Before asking Allah, the prophet observed, he should have praised Allah.
Messengers of God before him also knew this lesson intimately. There are many verses in the Qur’an where God directly demands that he should be praised.
But one of the most effective ways to praise Allah is to ask for His forgiveness. And that was what Solomon (AS) did when he asked God to give him power so vast in scope that He wouldn’t give anyone after him.
Why some people are unsure about how to ask, Solomon didn’t waste time with many words: he only used a 2-step process; Solomon simply said “forgive me” and then launched into what he wanted:
“My Lord, forgive me and grant me a kingdom such as will not belong to anyone after me. Indeed, You are the Bestower.”
And Allah answered the prayer: “So We subjected to him the wind blowing by his command, gently, wherever he directed…” (ibid 36)
Different religious books (Torah, Bible and the Qur’an) are united on the extent of the power Solomon had. Even the devils among the jinns were subject to Solomon’s rule.
We can unpack three things from Sulaiman’s formula:
- While our scholars inundate us with many confusing prayers to say when supplicating God. Employing Solomon’s simple example, we can achieve the same thing in an easy two-step process: “ask forgiveness and then ask for heavens on earth.”
If you preface your supplication by asking forgiveness for your transgression you will get anything you asked from Allah. Some scholars even believe that if you say astaghfirullah constantly during your waking hours, you would get everything your heart desires.
- We may think that Prophet Sulaiman was a little selfish for asking Allah to give a kingdom that will not be appropriate for anyone after him. But according to Nouman Ali Khan, while commenting on this prayer, Sulaiman recognized that his talent was in leadership. So he wanted God to consolidate that talent for him so that he could use it to do God’s work. Therefore, if your talent is in accounting, for instance, you can ask God to make you “the best accountant in the world” not for selfish reasons but to help people.
You can get it all!
In chapter 71, Prophet Nuh (Noah) told his people that they would get (almost) everything they wanted if they asked forgiveness.

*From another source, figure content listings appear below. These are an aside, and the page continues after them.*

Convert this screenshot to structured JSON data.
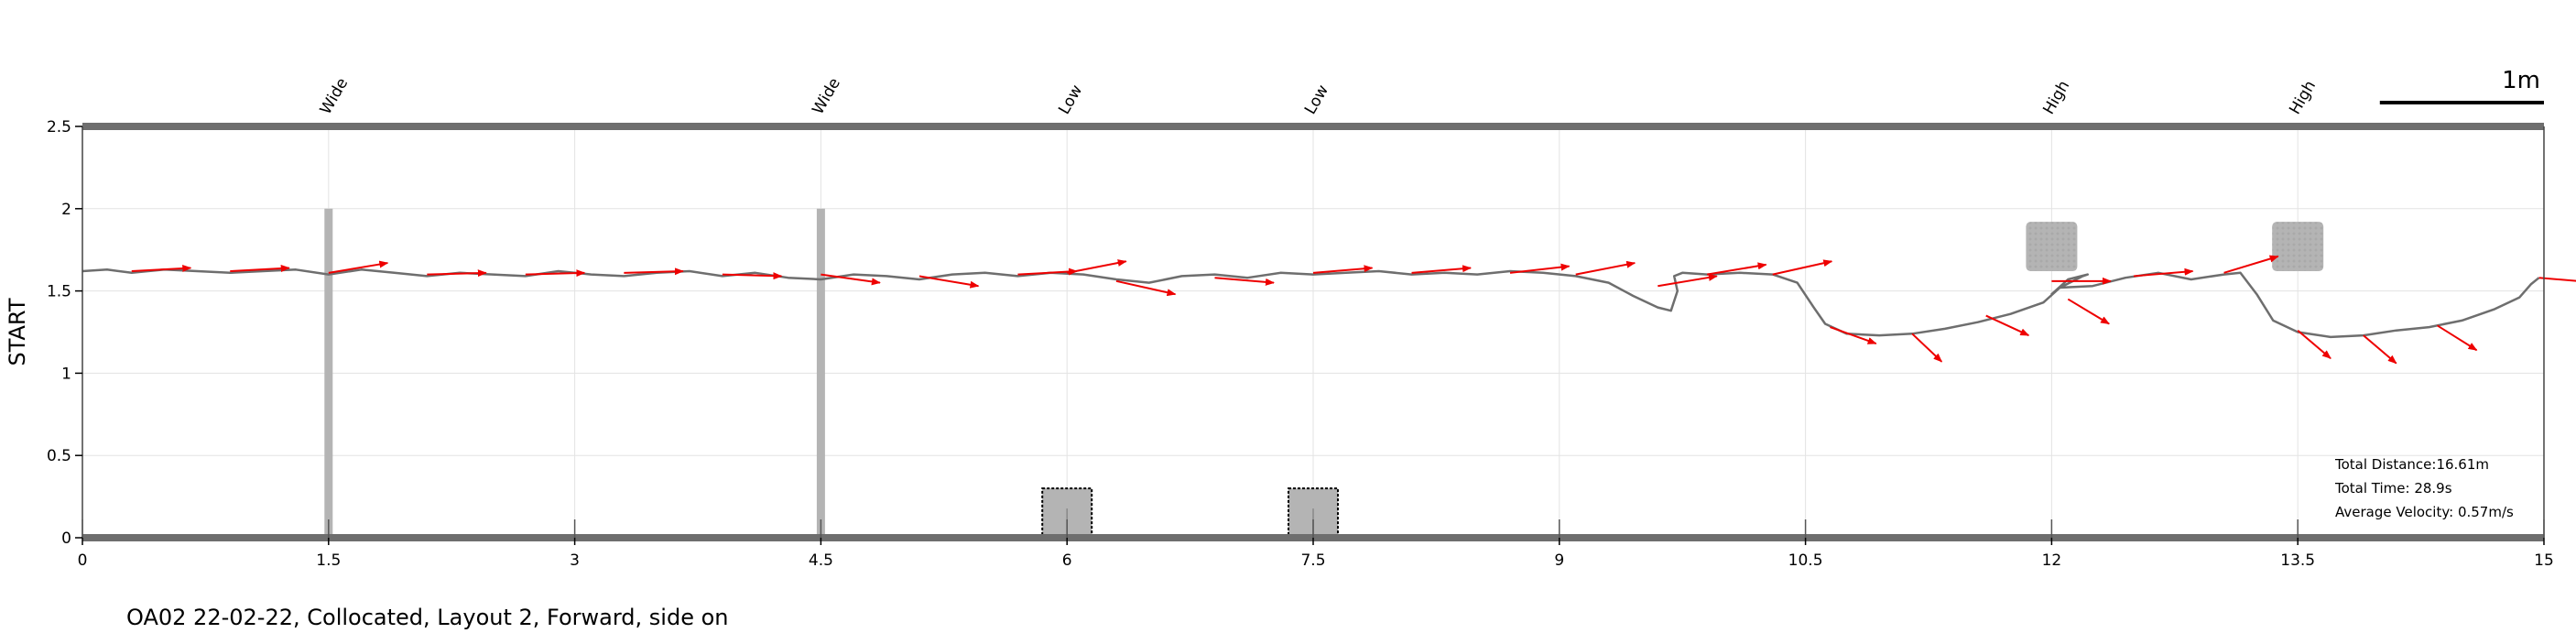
{
  "caption": "OA02 22-02-22, Collocated, Layout 2, Forward, side on",
  "chart_data": {
    "type": "line",
    "title": "",
    "xlabel": "",
    "ylabel": "START",
    "xlim": [
      0,
      15
    ],
    "ylim": [
      0,
      2.5
    ],
    "xticks": [
      0,
      1.5,
      3,
      4.5,
      6,
      7.5,
      9,
      10.5,
      12,
      13.5,
      15
    ],
    "xtick_labels": [
      "0",
      "1.5",
      "3",
      "4.5",
      "6",
      "7.5",
      "9",
      "10.5",
      "12",
      "13.5",
      "15"
    ],
    "yticks": [
      0,
      0.5,
      1,
      1.5,
      2,
      2.5
    ],
    "ytick_labels": [
      "0",
      "0.5",
      "1",
      "1.5",
      "2",
      "2.5"
    ],
    "grid": true,
    "colors": {
      "path": "#6e6e6e",
      "arrows": "#ee0000",
      "obstacle": "#b4b4b4",
      "border": "#6e6e6e"
    },
    "obstacles": [
      {
        "label": "Wide",
        "type": "wide",
        "x": 1.5,
        "y_range": [
          0,
          2.0
        ]
      },
      {
        "label": "Wide",
        "type": "wide",
        "x": 4.5,
        "y_range": [
          0,
          2.0
        ]
      },
      {
        "label": "Low",
        "type": "low",
        "x": 6.0,
        "y_range": [
          0,
          0.3
        ]
      },
      {
        "label": "Low",
        "type": "low",
        "x": 7.5,
        "y_range": [
          0,
          0.3
        ]
      },
      {
        "label": "High",
        "type": "high",
        "x": 12.0,
        "y_range": [
          1.62,
          1.92
        ]
      },
      {
        "label": "High",
        "type": "high",
        "x": 13.5,
        "y_range": [
          1.62,
          1.92
        ]
      }
    ],
    "series": [
      {
        "x": [
          0,
          0.15,
          0.3,
          0.5,
          0.7,
          0.9,
          1.1,
          1.3,
          1.5,
          1.7,
          1.9,
          2.1,
          2.3,
          2.5,
          2.7,
          2.9,
          3.1,
          3.3,
          3.5,
          3.7,
          3.9,
          4.1,
          4.3,
          4.5,
          4.7,
          4.9,
          5.1,
          5.3,
          5.5,
          5.7,
          5.9,
          6.1,
          6.3,
          6.5,
          6.7,
          6.9,
          7.1,
          7.3,
          7.5,
          7.7,
          7.9,
          8.1,
          8.3,
          8.5,
          8.7,
          8.9,
          9.1,
          9.3,
          9.45,
          9.6,
          9.68,
          9.72,
          9.7,
          9.75,
          9.9,
          10.1,
          10.3,
          10.45,
          10.55,
          10.62,
          10.75,
          10.95,
          11.15,
          11.35,
          11.55,
          11.75,
          11.95,
          12.05,
          12.15,
          12.19,
          12.22,
          12.1,
          12.0,
          12.05,
          12.25,
          12.45,
          12.65,
          12.85,
          13.05,
          13.15,
          13.25,
          13.35,
          13.5,
          13.7,
          13.9,
          14.1,
          14.3,
          14.5,
          14.7,
          14.85,
          14.92,
          14.97
        ],
        "y": [
          1.62,
          1.63,
          1.61,
          1.63,
          1.62,
          1.61,
          1.62,
          1.63,
          1.6,
          1.63,
          1.61,
          1.59,
          1.61,
          1.6,
          1.59,
          1.62,
          1.6,
          1.59,
          1.61,
          1.62,
          1.59,
          1.61,
          1.58,
          1.57,
          1.6,
          1.59,
          1.57,
          1.6,
          1.61,
          1.59,
          1.61,
          1.6,
          1.57,
          1.55,
          1.59,
          1.6,
          1.58,
          1.61,
          1.6,
          1.61,
          1.62,
          1.6,
          1.61,
          1.6,
          1.62,
          1.61,
          1.59,
          1.55,
          1.47,
          1.4,
          1.38,
          1.5,
          1.59,
          1.61,
          1.6,
          1.61,
          1.6,
          1.55,
          1.4,
          1.3,
          1.24,
          1.23,
          1.24,
          1.27,
          1.31,
          1.36,
          1.43,
          1.52,
          1.57,
          1.59,
          1.6,
          1.57,
          1.48,
          1.52,
          1.53,
          1.58,
          1.61,
          1.57,
          1.6,
          1.61,
          1.48,
          1.32,
          1.25,
          1.22,
          1.23,
          1.26,
          1.28,
          1.32,
          1.39,
          1.46,
          1.54,
          1.58
        ]
      }
    ],
    "arrows": [
      {
        "x": 0.3,
        "y": 1.62,
        "dx": 0.36,
        "dy": 0.02
      },
      {
        "x": 0.9,
        "y": 1.62,
        "dx": 0.36,
        "dy": 0.02
      },
      {
        "x": 1.5,
        "y": 1.61,
        "dx": 0.36,
        "dy": 0.06
      },
      {
        "x": 2.1,
        "y": 1.6,
        "dx": 0.36,
        "dy": 0.01
      },
      {
        "x": 2.7,
        "y": 1.6,
        "dx": 0.36,
        "dy": 0.01
      },
      {
        "x": 3.3,
        "y": 1.61,
        "dx": 0.36,
        "dy": 0.01
      },
      {
        "x": 3.9,
        "y": 1.6,
        "dx": 0.36,
        "dy": -0.01
      },
      {
        "x": 4.5,
        "y": 1.6,
        "dx": 0.36,
        "dy": -0.05
      },
      {
        "x": 5.1,
        "y": 1.59,
        "dx": 0.36,
        "dy": -0.06
      },
      {
        "x": 5.7,
        "y": 1.6,
        "dx": 0.36,
        "dy": 0.02
      },
      {
        "x": 6.0,
        "y": 1.61,
        "dx": 0.36,
        "dy": 0.07
      },
      {
        "x": 6.3,
        "y": 1.56,
        "dx": 0.36,
        "dy": -0.08
      },
      {
        "x": 6.9,
        "y": 1.58,
        "dx": 0.36,
        "dy": -0.03
      },
      {
        "x": 7.5,
        "y": 1.61,
        "dx": 0.36,
        "dy": 0.03
      },
      {
        "x": 8.1,
        "y": 1.61,
        "dx": 0.36,
        "dy": 0.03
      },
      {
        "x": 8.7,
        "y": 1.61,
        "dx": 0.36,
        "dy": 0.04
      },
      {
        "x": 9.1,
        "y": 1.6,
        "dx": 0.36,
        "dy": 0.07
      },
      {
        "x": 9.6,
        "y": 1.53,
        "dx": 0.36,
        "dy": 0.06
      },
      {
        "x": 9.9,
        "y": 1.6,
        "dx": 0.36,
        "dy": 0.06
      },
      {
        "x": 10.3,
        "y": 1.6,
        "dx": 0.36,
        "dy": 0.08
      },
      {
        "x": 10.65,
        "y": 1.28,
        "dx": 0.28,
        "dy": -0.1
      },
      {
        "x": 11.15,
        "y": 1.24,
        "dx": 0.18,
        "dy": -0.17
      },
      {
        "x": 11.6,
        "y": 1.35,
        "dx": 0.26,
        "dy": -0.12
      },
      {
        "x": 12.0,
        "y": 1.56,
        "dx": 0.36,
        "dy": 0.0
      },
      {
        "x": 12.1,
        "y": 1.45,
        "dx": 0.25,
        "dy": -0.15
      },
      {
        "x": 12.5,
        "y": 1.59,
        "dx": 0.36,
        "dy": 0.03
      },
      {
        "x": 13.05,
        "y": 1.61,
        "dx": 0.33,
        "dy": 0.1
      },
      {
        "x": 13.5,
        "y": 1.26,
        "dx": 0.2,
        "dy": -0.17
      },
      {
        "x": 13.9,
        "y": 1.23,
        "dx": 0.2,
        "dy": -0.17
      },
      {
        "x": 14.35,
        "y": 1.29,
        "dx": 0.24,
        "dy": -0.15
      },
      {
        "x": 14.97,
        "y": 1.58,
        "dx": 0.36,
        "dy": -0.03
      }
    ],
    "stats": [
      "Total Distance:16.61m",
      "Total Time: 28.9s",
      "Average Velocity: 0.57m/s"
    ],
    "scale_bar_label": "1m",
    "scale_bar_length": 1.0
  }
}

He promised his people that Allah will give them six things if they did that:
“And said, ‘Ask forgiveness of your Lord. Indeed, He is ever a Perpetual Forgiver.”
“He will send [rain from] the sky upon you in [continuing] showers”
“And give you increase in wealth  and children  and provide for you gardens  and provide for you rivers.”  – Quran chapter 71 verse 10 to 12.
There you have it. You can get anything you want from anyone – including God – if you used the two techniques in this piece.
In case you’re wondering, the poem used above is from my book “Rhymes from Africa.”